#1 2011-01-07 17:53:17

ab
Administrator
From: France
Registered: 2010-06-21
Posts: 14,548
Website

TSynBigTableRecord class to store data, with fields handling

In our SynBigTable unit, the TSynBigTableRecord class is now available to store data, with fields handling.

That is, you've the incredible speed of our SynTable, with the possibility to have fields in the records.
That is, you're not limited to key/value pairs any more.

On an old Pentium 4m:
- creating 1,000,000 records with one 8 chars text field with one integer field : 1700 ms;
- reading all records, with per field data retrieval: 500 ms;
- searching for 100 diverse text/integer values, without index (i.e. with full database iteration): 4300 ms;
- searching for 100 diverse text/integer values, with an index: 0.1 ms;
- index creation (for text and integer fields altogether): 600 ms;
- adding a new field, and refreshing the whole data (since the layout on disk changed): 1040 ms;
- opening the file: 30 ms.

The file size is only 19 MB.

You read right. 1,000,000 records...

Here is some sample code:

Creating the database, with two fields, one textual named "text", and one integer named "int" (both using an index):

  TR := TSynBigTableRecord.Create(FN,'test');
  try
    TR.AddFieldUpdate;
    fText := TR.AddField('text',tftWinAnsi,[tfoIndex]);
    fInt := TR.AddField('Int',tftInt32,[tfoIndex]);

Adding 1,000,000 records (rec is a dedicated TSynTableData object, used for fast access to the field content):

    rec.Init(TR.Table);
    start(format('Add %.0n records',[n*1.0]));
    for i := 0 to n-1 do begin
      rec.SetFieldValue(fText,By8[i]); // same as rec.Field['text'] := By8[i];
      rec.SetFieldValue(fInt,i);
      TR.RecordAdd(rec);
    end;

Reading all records, accessing fields via a dedicated variant type - note that you access the field via there name, in true late-binding smile
Variant access sounds smarter than TSynTableData, but is also slower (because of the overhead of the current variant implementation).

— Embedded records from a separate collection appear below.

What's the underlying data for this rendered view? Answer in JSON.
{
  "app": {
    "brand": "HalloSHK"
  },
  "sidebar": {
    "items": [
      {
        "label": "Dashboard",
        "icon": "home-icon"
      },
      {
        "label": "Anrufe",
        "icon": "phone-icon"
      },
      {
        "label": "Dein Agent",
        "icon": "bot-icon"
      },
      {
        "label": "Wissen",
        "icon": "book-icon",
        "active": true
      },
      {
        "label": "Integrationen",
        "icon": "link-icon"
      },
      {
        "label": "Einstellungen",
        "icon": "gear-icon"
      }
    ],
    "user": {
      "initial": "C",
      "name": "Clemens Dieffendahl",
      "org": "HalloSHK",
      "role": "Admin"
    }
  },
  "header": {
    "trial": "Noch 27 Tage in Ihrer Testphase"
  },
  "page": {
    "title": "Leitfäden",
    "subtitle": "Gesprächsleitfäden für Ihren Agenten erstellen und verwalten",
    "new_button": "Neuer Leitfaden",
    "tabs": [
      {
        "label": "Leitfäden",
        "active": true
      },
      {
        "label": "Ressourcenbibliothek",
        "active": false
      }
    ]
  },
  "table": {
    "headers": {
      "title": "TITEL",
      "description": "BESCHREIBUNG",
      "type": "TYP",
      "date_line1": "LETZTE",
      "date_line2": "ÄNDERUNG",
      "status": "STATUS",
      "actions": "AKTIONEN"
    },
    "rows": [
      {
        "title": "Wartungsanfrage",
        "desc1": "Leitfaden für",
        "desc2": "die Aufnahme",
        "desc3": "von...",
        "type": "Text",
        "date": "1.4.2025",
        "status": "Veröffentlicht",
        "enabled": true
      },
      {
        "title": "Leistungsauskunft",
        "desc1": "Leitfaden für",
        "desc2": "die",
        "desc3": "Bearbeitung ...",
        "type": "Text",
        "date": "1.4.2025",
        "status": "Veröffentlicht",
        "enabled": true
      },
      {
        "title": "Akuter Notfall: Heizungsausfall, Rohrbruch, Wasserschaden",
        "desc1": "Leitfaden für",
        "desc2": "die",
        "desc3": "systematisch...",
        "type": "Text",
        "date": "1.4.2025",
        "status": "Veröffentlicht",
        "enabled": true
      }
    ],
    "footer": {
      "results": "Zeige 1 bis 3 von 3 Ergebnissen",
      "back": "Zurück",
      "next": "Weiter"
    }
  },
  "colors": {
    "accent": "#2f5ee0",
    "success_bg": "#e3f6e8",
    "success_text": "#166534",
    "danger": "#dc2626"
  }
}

  for i := 1 to n do begin
    vari := TR.VariantGet(i);
    if (vari.text<>By8[i-1]) or
       (vari.Int<>i-1) then
      exit;
  end;

Searching for 101 text items, using the index if available:

  for i := 0 to 100 do
    if not TR.Search(fText,By8[i],ID,IDCount) or
      (IDCount<>1) or (ID[0]<>i+1) then
        exit else
        IDCount := 0;

Stay tuned!

Offline

#2 2011-01-08 09:37:59

TPrami
Member
Registered: 2010-07-06
Posts: 116

Re: TSynBigTableRecord class to store data, with fields handling

Hello,

This seems very cool.

Would it (later) be possible to combine data storing and fields.

So I could store fields of data per stored data. Think of I want to store files and add some metadata fields for each file I've stored.

So I could have only one file and then to get fast some metadata of the file, like Last change time etc smile

I can go around it with using two or more files, but I was just pondering...

-Tee-

Offline

#3 2011-01-08 10:30:40

ab
Administrator
From: France
Registered: 2010-06-21
Posts: 14,548
Website

Re: TSynBigTableRecord class to store data, with fields handling

Hello, at first, this sounds like a BLOB field to me.
It's not yet implemented, but it will be soon (there is already a tftBlob field type for TSynTable).
In fact, in the implementation scheme I want to follow, there will be two files: one for the "regular/simple" fields, one per BLOB field.
A hidden TSynBigTable instance will be created .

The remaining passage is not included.